Cavitation. Something you don’t want in your shock absorber. It’s devastating because basically it means the damping is lost. Small bubbles in the oil can never create the necessary damping forces. Traditional dampers working in extreme conditions sometimes suffers from low pressure on the piston backside.
The TTX was created by Öhlins engineers to eliminate the risk for cavitation. They succeeded. With the TTX technology a positive pressure balance is created in the shock which means the risk for cavitation is gone.
TTX stands for Twin Tube with the X illustrating how the flow through the valves in the cylinder head is designed. Thanks to the twin tube technology the pressure usually created on top of the piston is transferred through the cylinder head and the adjusters for compression and rebound, then flows through the space between the inner and outer tube to the other side of the solid piston.
These equals to a pressure balance within the shock. The outer reservoir is only used to take care of the oil displacement from the piston rod and heat expansion, which is why it can be fairly small in design. Inside the reservoir there is a dividing piston between the oil and the nitrogen gas.
The gas pressurizes the oil to a level between six and nine bars, basically the static pressure on both sides of the solid piston. TTX technology is also used with a lot of success in the racing cartridge kits and front forks.

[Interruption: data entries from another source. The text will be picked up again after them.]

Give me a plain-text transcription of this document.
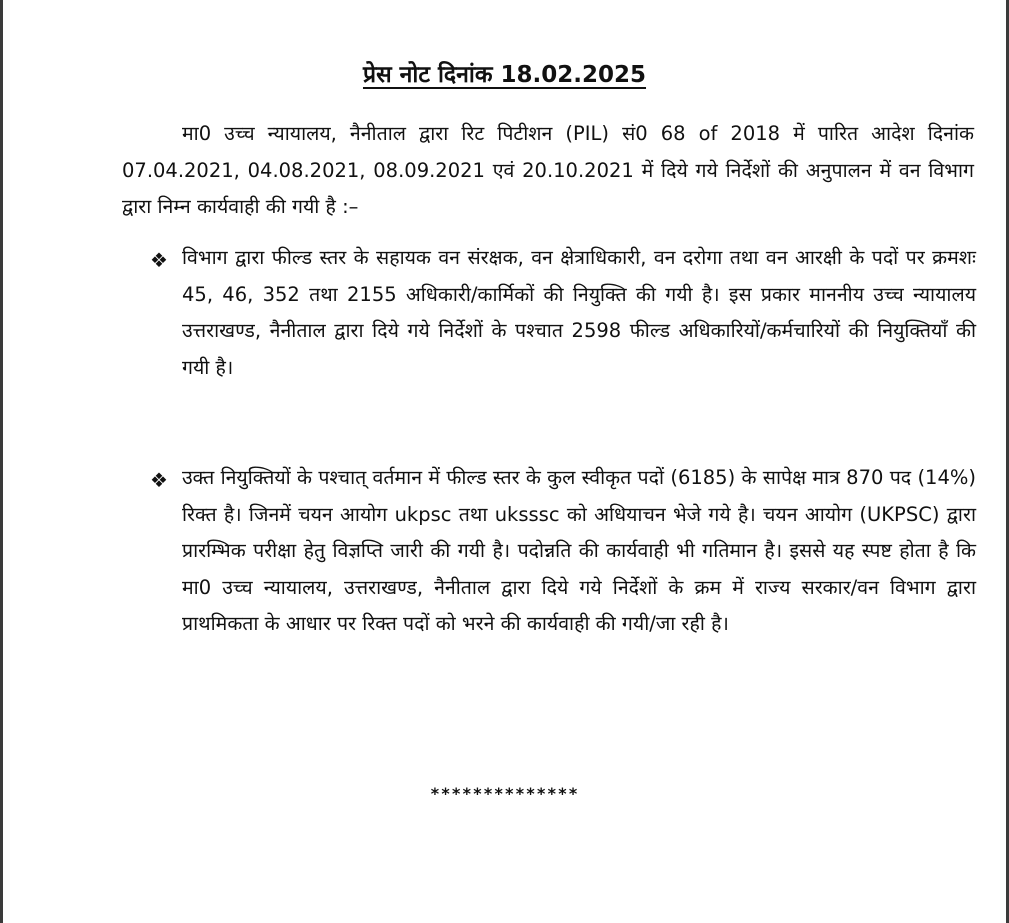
प्रेस नोट दिनांक 18.02.2025

मा0 उच्च न्यायालय, नैनीताल द्वारा रिट पिटीशन (PIL) सं0 68 of 2018 में पारित आदेश दिनांक 07.04.2021, 04.08.2021, 08.09.2021 एवं 20.10.2021 में दिये गये निर्देशों की अनुपालन में वन विभाग द्वारा निम्न कार्यवाही की गयी है :–

❖ विभाग द्वारा फील्ड स्तर के सहायक वन संरक्षक, वन क्षेत्राधिकारी, वन दरोगा तथा वन आरक्षी के पदों पर क्रमशः 45, 46, 352 तथा 2155 अधिकारी/कार्मिकों की नियुक्ति की गयी है। इस प्रकार माननीय उच्च न्यायालय उत्तराखण्ड, नैनीताल द्वारा दिये गये निर्देशों के पश्चात 2598 फील्ड अधिकारियों/कर्मचारियों की नियुक्तियाँ की गयी है।

❖ उक्त नियुक्तियों के पश्चात् वर्तमान में फील्ड स्तर के कुल स्वीकृत पदों (6185) के सापेक्ष मात्र 870 पद (14%) रिक्त है। जिनमें चयन आयोग ukpsc तथा uksssc को अधियाचन भेजे गये है। चयन आयोग (UKPSC) द्वारा प्रारम्भिक परीक्षा हेतु विज्ञप्ति जारी की गयी है। पदोन्नति की कार्यवाही भी गतिमान है। इससे यह स्पष्ट होता है कि मा0 उच्च न्यायालय, उत्तराखण्ड, नैनीताल द्वारा दिये गये निर्देशों के क्रम में राज्य सरकार/वन विभाग द्वारा प्राथमिकता के आधार पर रिक्त पदों को भरने की कार्यवाही की गयी/जा रही है।

**************
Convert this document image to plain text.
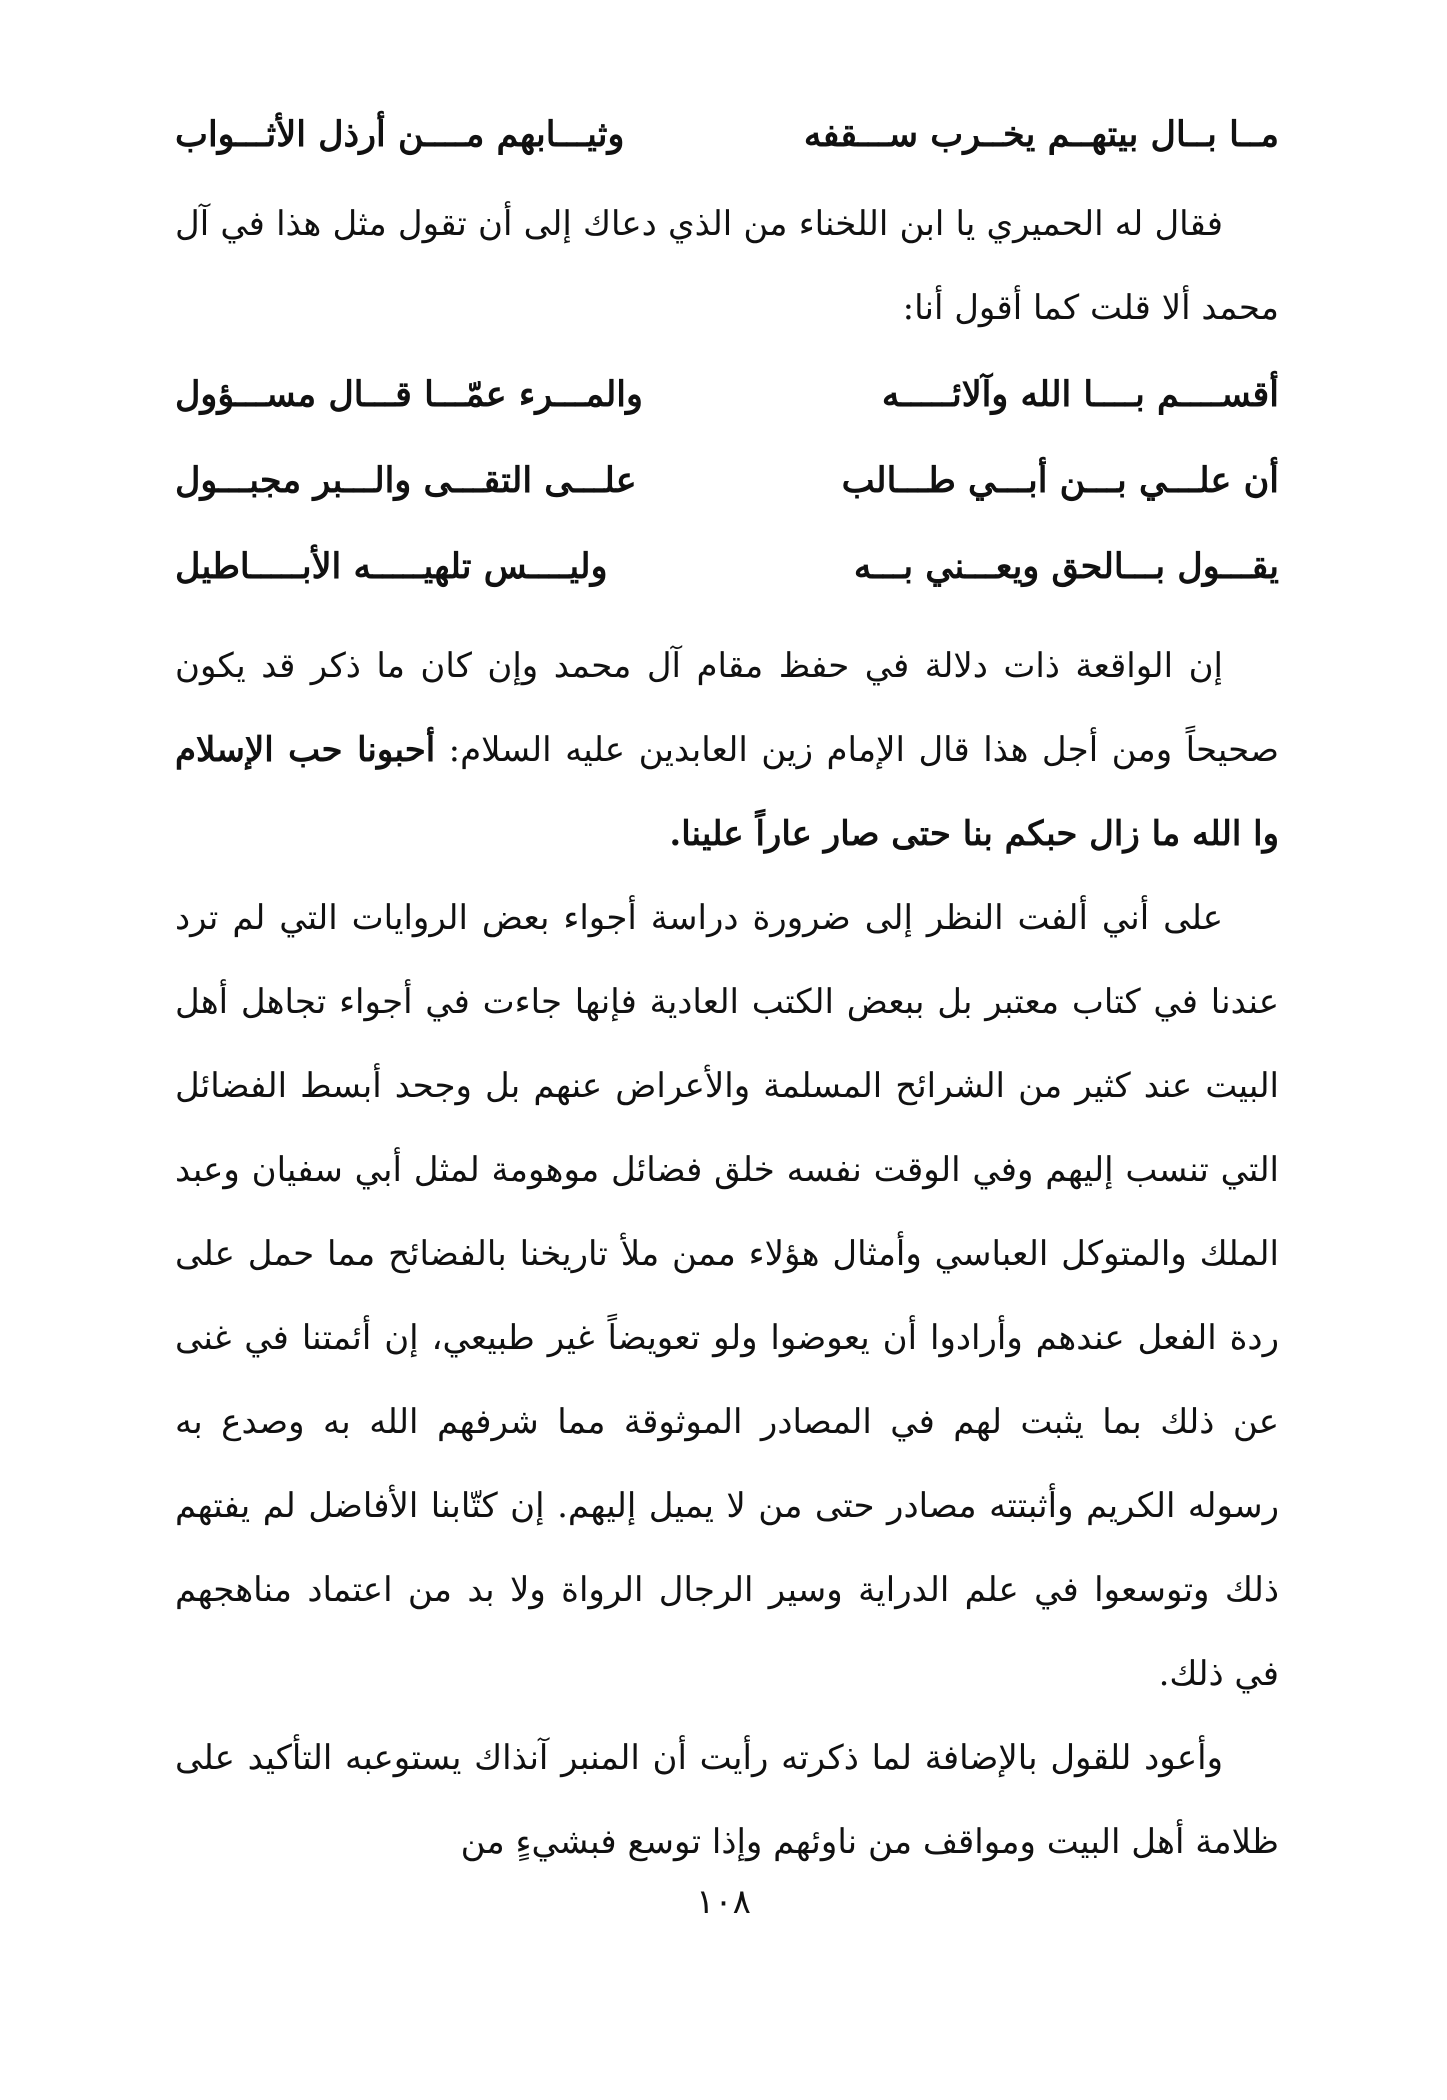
مــا بــال بيتهــم يخــرب ســـقفه
وثيـــابهم مــــن أرذل الأثـــواب

فقال له الحميري يا ابن اللخناء من الذي دعاك إلى أن تقول مثل هذا في آل محمد ألا قلت كما أقول أنا:

أقســــم بــــا الله وآلائـــــه
والمـــرء عمّـــا قـــال مســـؤول
أن علـــي بـــن أبـــي طـــالب
علـــى التقـــى والـــبر مجبـــول
يقـــول بـــالحق ويعـــني بـــه
وليــــس تلهيـــــه الأبـــــاطيل

إن الواقعة ذات دلالة في حفظ مقام آل محمد وإن كان ما ذكر قد يكون صحيحاً ومن أجل هذا قال الإمام زين العابدين عليه السلام: أحبونا حب الإسلام وا الله ما زال حبكم بنا حتى صار عاراً علينا.

على أني ألفت النظر إلى ضرورة دراسة أجواء بعض الروايات التي لم ترد عندنا في كتاب معتبر بل ببعض الكتب العادية فإنها جاءت في أجواء تجاهل أهل البيت عند كثير من الشرائح المسلمة والأعراض عنهم بل وجحد أبسط الفضائل التي تنسب إليهم وفي الوقت نفسه خلق فضائل موهومة لمثل أبي سفيان وعبد الملك والمتوكل العباسي وأمثال هؤلاء ممن ملأ تاريخنا بالفضائح مما حمل على ردة الفعل عندهم وأرادوا أن يعوضوا ولو تعويضاً غير طبيعي، إن أئمتنا في غنى عن ذلك بما يثبت لهم في المصادر الموثوقة مما شرفهم الله به وصدع به رسوله الكريم وأثبتته مصادر حتى من لا يميل إليهم. إن كتّابنا الأفاضل لم يفتهم ذلك وتوسعوا في علم الدراية وسير الرجال الرواة ولا بد من اعتماد مناهجهم في ذلك.

وأعود للقول بالإضافة لما ذكرته رأيت أن المنبر آنذاك يستوعبه التأكيد على ظلامة أهل البيت ومواقف من ناوئهم وإذا توسع فبشيءٍ من

١٠٨
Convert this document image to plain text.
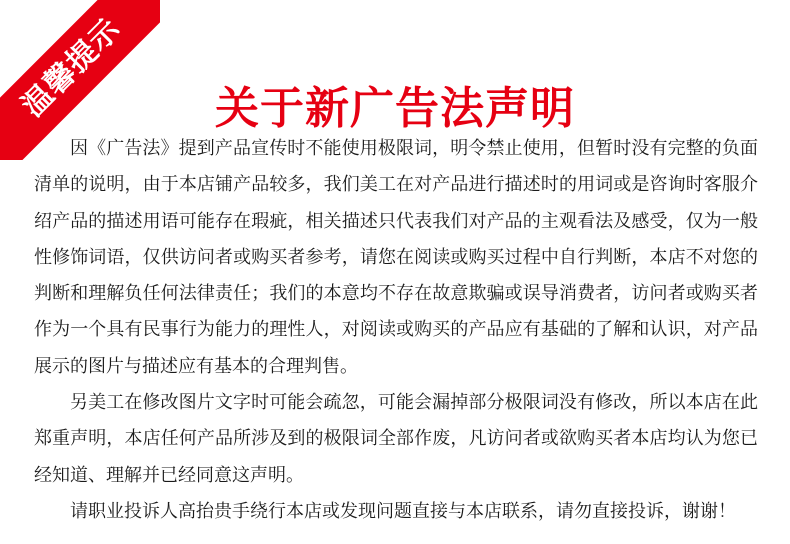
温馨提示	关于新广告法声明

因《广告法》提到产品宣传时不能使用极限词，明令禁止使用，但暂时没有完整的负面清单的说明，由于本店铺产品较多，我们美工在对产品进行描述时的用词或是咨询时客服介绍产品的描述用语可能存在瑕疵，相关描述只代表我们对产品的主观看法及感受，仅为一般性修饰词语，仅供访问者或购买者参考，请您在阅读或购买过程中自行判断，本店不对您的判断和理解负任何法律责任；我们的本意均不存在故意欺骗或误导消费者，访问者或购买者作为一个具有民事行为能力的理性人，对阅读或购买的产品应有基础的了解和认识，对产品展示的图片与描述应有基本的合理判售。

另美工在修改图片文字时可能会疏忽，可能会漏掉部分极限词没有修改，所以本店在此郑重声明，本店任何产品所涉及到的极限词全部作废，凡访问者或欲购买者本店均认为您已经知道、理解并已经同意这声明。

请职业投诉人高抬贵手绕行本店或发现问题直接与本店联系，请勿直接投诉，谢谢！
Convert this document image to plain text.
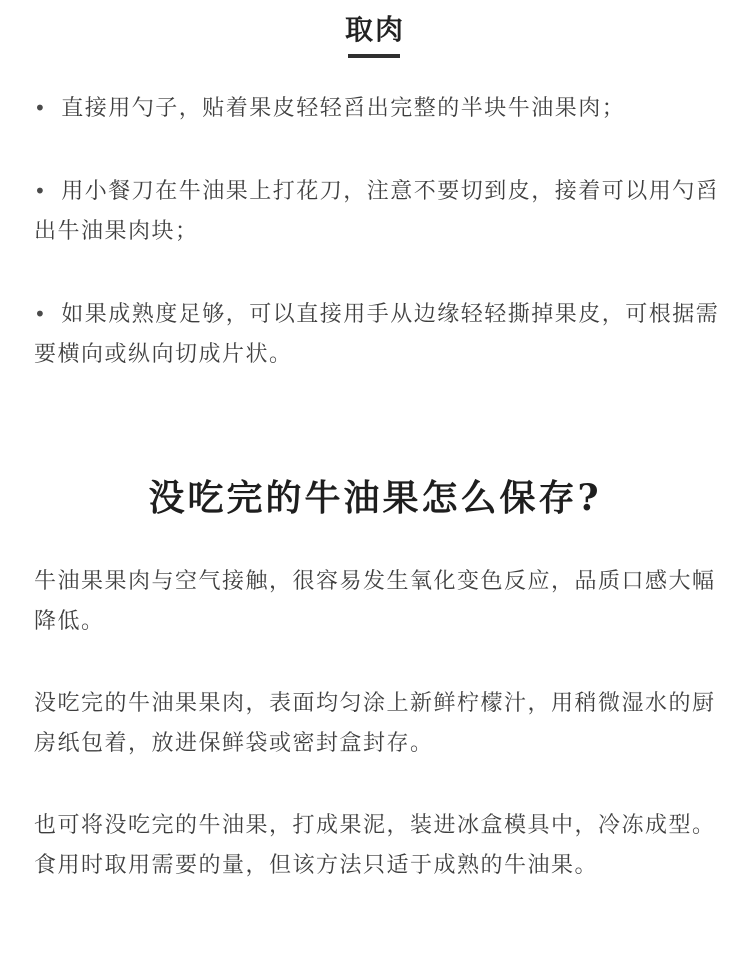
取肉
• 直接用勺子，贴着果皮轻轻舀出完整的半块牛油果肉；
• 用小餐刀在牛油果上打花刀，注意不要切到皮，接着可以用勺舀出牛油果肉块；
• 如果成熟度足够，可以直接用手从边缘轻轻撕掉果皮，可根据需要横向或纵向切成片状。
没吃完的牛油果怎么保存?

牛油果果肉与空气接触，很容易发生氧化变色反应，品质口感大幅降低。

没吃完的牛油果果肉，表面均匀涂上新鲜柠檬汁，用稍微湿水的厨房纸包着，放进保鲜袋或密封盒封存。

也可将没吃完的牛油果，打成果泥，装进冰盒模具中，冷冻成型。食用时取用需要的量，但该方法只适于成熟的牛油果。
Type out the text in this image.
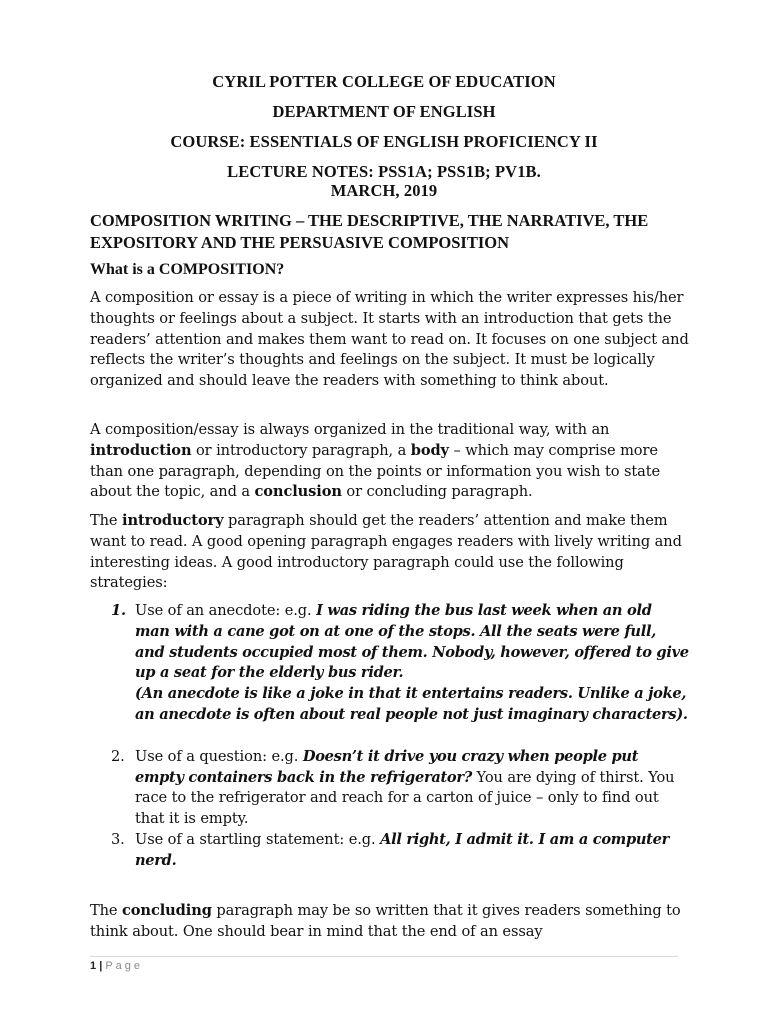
CYRIL POTTER COLLEGE OF EDUCATION
DEPARTMENT OF ENGLISH
COURSE: ESSENTIALS OF ENGLISH PROFICIENCY II
LECTURE NOTES: PSS1A; PSS1B; PV1B.
MARCH, 2019
COMPOSITION WRITING – THE DESCRIPTIVE, THE NARRATIVE, THE EXPOSITORY AND THE PERSUASIVE COMPOSITION
What is a COMPOSITION?
A composition or essay is a piece of writing in which the writer expresses his/her thoughts or feelings about a subject. It starts with an introduction that gets the readers’ attention and makes them want to read on. It focuses on one subject and reflects the writer’s thoughts and feelings on the subject. It must be logically organized and should leave the readers with something to think about.
A composition/essay is always organized in the traditional way, with an introduction or introductory paragraph, a body – which may comprise more than one paragraph, depending on the points or information you wish to state about the topic, and a conclusion or concluding paragraph.
The introductory paragraph should get the readers’ attention and make them want to read. A good opening paragraph engages readers with lively writing and interesting ideas. A good introductory paragraph could use the following strategies:
1. Use of an anecdote: e.g. I was riding the bus last week when an old man with a cane got on at one of the stops. All the seats were full, and students occupied most of them. Nobody, however, offered to give up a seat for the elderly bus rider.
(An anecdote is like a joke in that it entertains readers. Unlike a joke, an anecdote is often about real people not just imaginary characters).
2. Use of a question: e.g. Doesn’t it drive you crazy when people put empty containers back in the refrigerator? You are dying of thirst. You race to the refrigerator and reach for a carton of juice – only to find out that it is empty.
3. Use of a startling statement: e.g. All right, I admit it. I am a computer nerd.
The concluding paragraph may be so written that it gives readers something to think about. One should bear in mind that the end of an essay
1 | Page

As with a lot of new technology from Öhlins the TTX technology was first introduced in racing after an intensive testing period and it instantly delivered a lot of wins and championships.
Just two years later it was available to any privateer and quickly adapted to street applications as well. After a lot of success in racing and the sport and hypersport segment, it has now also been made available for Adventure type bikes.
The TTX layout also makes these shocks ideal to use for electronically controlled (EC) suspension.